3. O MY GOLDEN VALE  : LE CIDRE BULLMERS

      En France, vous le trouverez sous l'appellation "Magners", mais son petit nom irlandais est "Bullmers !" Il ne s'agit pas d'une bière, mais cela vaut quand même le coup d'y tremper ses lèvres. C'est encore un breuvage léger, qui sied aux non-adeptes du binge drinking comme moi. Et contrairement aux cidres irlandais "nationaux" - comme le fameux Orchard Thieves -, le cidre Bullmers a pour moi le goût de mon "chez moi" irlandais : le comté de Tipperary. Les vergers et la distillerie de Bullmers sont disséminés autour de la ville de Clonmel, ville du sud du comté. J'y avais mes amis assistants les plus proches à une heure et demie de route, j'y passais donc souvent pour les rencontrer. Le cidre de Clonmel était notre fierté : nous étions le comté le plus déserté en assistants de toute l'Irlande, sûrement en raison de son caractère très rural et renfermé. Notre isolement a produit de façon singulière en nous une fierté pour le county, et la couleur dorée du Bullmers comptait parmi ses trésors.

Petite anecdote : mon année irlandaise était pleine de tempêtes.
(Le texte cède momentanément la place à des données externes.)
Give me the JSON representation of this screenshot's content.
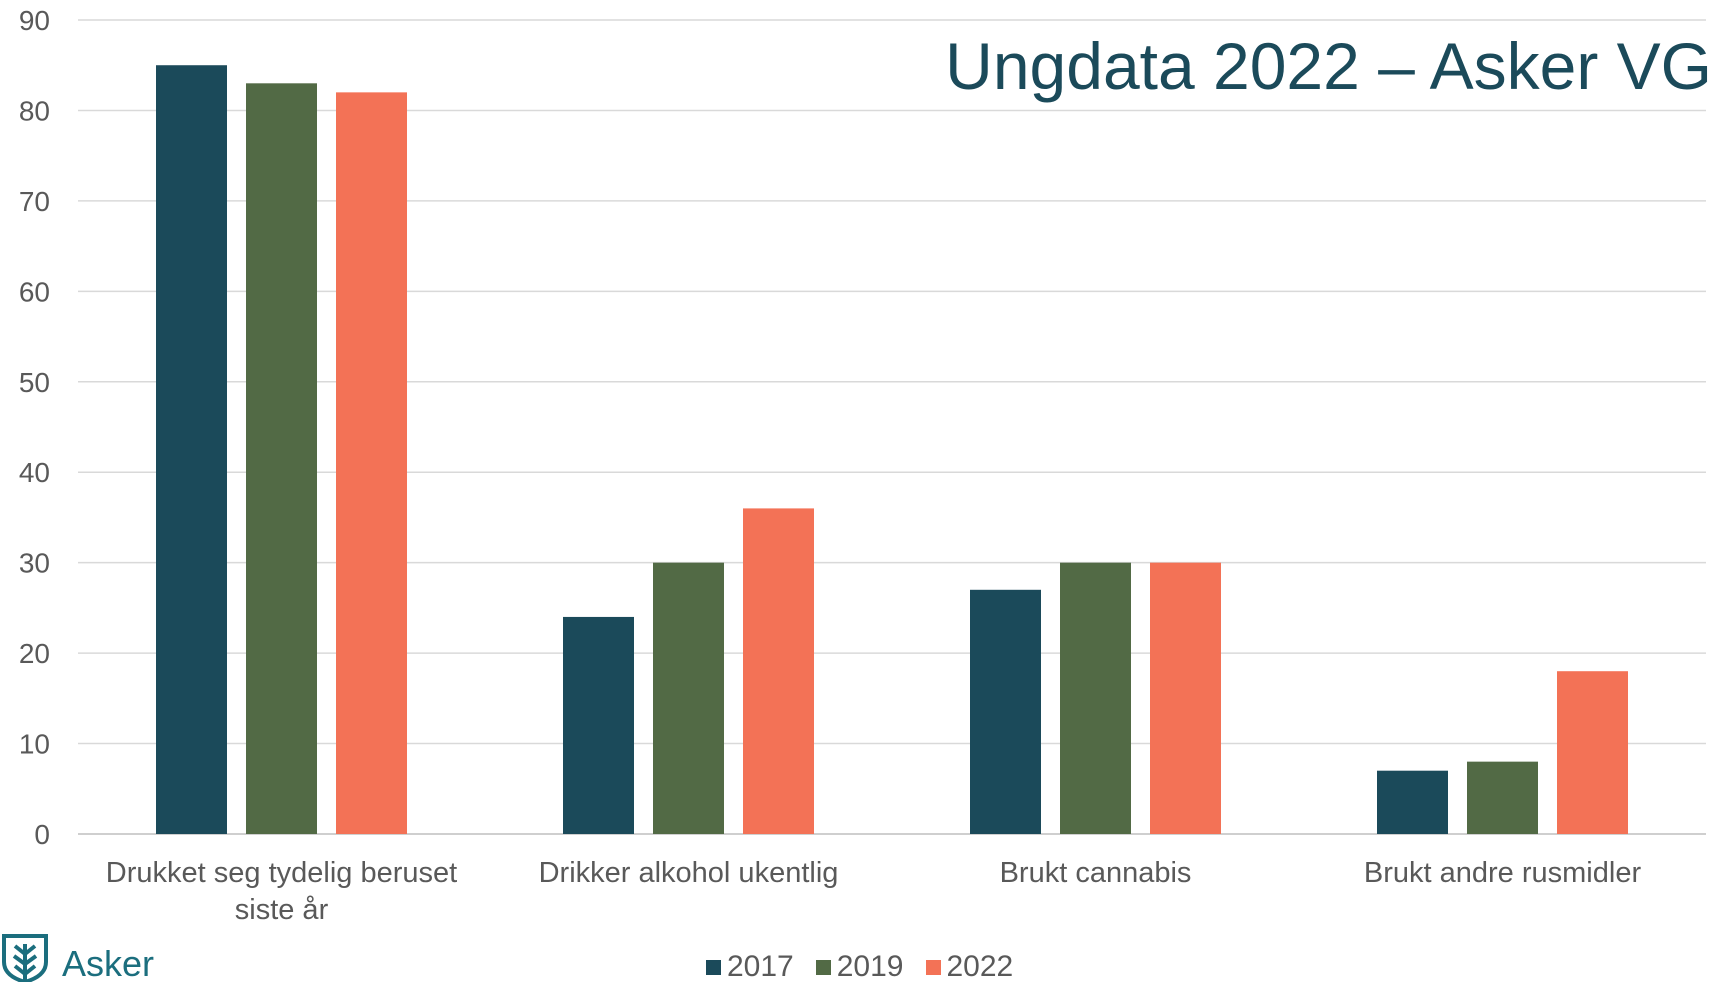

En novembre, le pays a été balayé par des vents glaciaux venus de Russie : la tempête Ophelia. Nous étions confinés chez nous par décret national, écoles et magasins fermés !  Le lendemain, l'exploitation Bullmers de Clonmel a posté cette photo de ses vergers, relayée par les médias irlandais et britanniques, sans doute pour sa poéticité ! 

(Image: Photo: Johnathan Ryan Tipperaryphotos.com

4. L'INSOLENTE GAITE : BLONDE LAGER DE DUBLIN

Pour moi, Dublin reste associée à des soirs de fête, où on se retrouvait entre assistants pour aller danser de pub en pub. C'est seulement à Dublin que j'ai pu découvrir la Dublin blonde, une bière pincée, mais très sucrée, qui ne reste pas sur l'estomac. Dans ses bulles, je revois claquer les pas de danse irlandaise et sautiller les notes d'un groupe endiablé ! Pour l'anecdote, je l'ai découverte dans un pub un peu chic, qui était une église réaménagée. On pouvait difficilement faire plus subversif que de se retrouver verre en main dans un confessionnal !

 

5. LE GOUT DE L'AVENTURE : LA MURPHY'S DE CORK

Bien qu'aimant difficilement les bières brunes (je n'apprécie pas leur goût et encore moins les lampées musclées qu'on doit déployer pour dissiper leur lourdeur), la Murphy's faisait exception. Sans doute parce que son amertume au fond du verre se confondait avec celle de quitter Cork, dont elle est originaire, que j'aimais tant. J'y ai passé de nombreux weekends ;  je ne parvenais pas à me défaire de cette ville tapageuse et exaltante. Elle a été le point de départ de nombreuses de mes explorations en randonnées de l'ouest Irlandais ; ses pubs, les veilles d'aventures, sources du courage. J'y associe aussi mes nuits au Oliver Plunkett, haut lieu de la vie musicale de Cork, dont l'excentricité ne m'a jamais lassée.